As some Americans grapple with their country’s fraught history of racism, it is crucial that the nation’s institutions ensure they are not tuning out the past. That’s why the U.S. Postal Service was wrong to close a stamp-size post office at a century-old former train depot in rural Virginia, a quaint building it shared with a small museum on Jim Crow segregation.
The segregation exhibit — curated with large plaques inside and outside the depot offering historical context and explanation — opened in 2010 at the entrance to President James Madison’s Montpelier estate, southwest of D.C. The museum, accessible through side-by-side doors marked “White” and “Colored,” has attracted tourists who see photographs, information panels and waiting rooms that were racially segregated until the late 1950s. The post office — one employee, open four hours daily — has a separate entrance around the side of the building.
The museum and post office coexisted with no known complaints or controversy for 12 years, until the post office was suddenly shuttered on June 2, with no advance notice; a letter in the window announced the facility had been suspended and promised a prompt public hearing, but none has taken place. That was inconvenient for 100 or so local customers who relied on the Montpelier post office for their mail. It was also a mystery, because the agency provided no explanation.

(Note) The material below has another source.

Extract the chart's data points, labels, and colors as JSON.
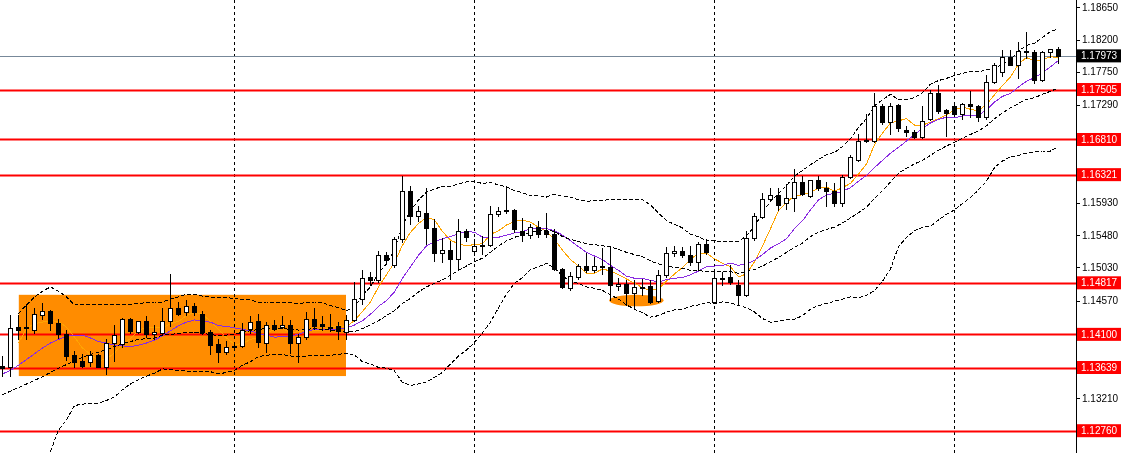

When journalists started asking questions, the Postal Service initially explained to the Culpeper Star-Exponent that “the display at the site was unacceptable” — an odd determination after a dozen years in which visitors, as well as historians, had raised no objections.
A second statement explained that, upon learning of the museum’s segregation exhibit, senior Postal Service managers were concerned that “some customers may associate the racially-based, segregated entrances with the current operations of the Post Office, and thereby draw negative associations between those operations and the painful legacy of discrimination and segregation.”
So the Postal Service’s explanation is that the agency, imagining a theoretical protest, bent over backward to avoid a hypothetical controversy. Yet the Postal Service could not cite any examples of “negative associations” arising from its proximity to the museum over the past dozen years. Nor could the Montpelier Foundation, which owns the building and leases space to the post office. And it is highly unlikely that a customer would think that, a half-century after official segregation ended, the Postal Service has somehow endorsed it at a tiny facility where an adjacent historical exhibit features large signs and informational panels.
It is historically tone-deaf to close down a postal facility because it shares an adjoining wall with a museum that sheds light on segregation. The Postal Service’s move is at odds with its admirable track record of squarely facing history, including by issuing stamps honoring prominent Black Americans, even in the Jim Crow era. In this case, the agency has fallen short of its own traditions and should reconsider.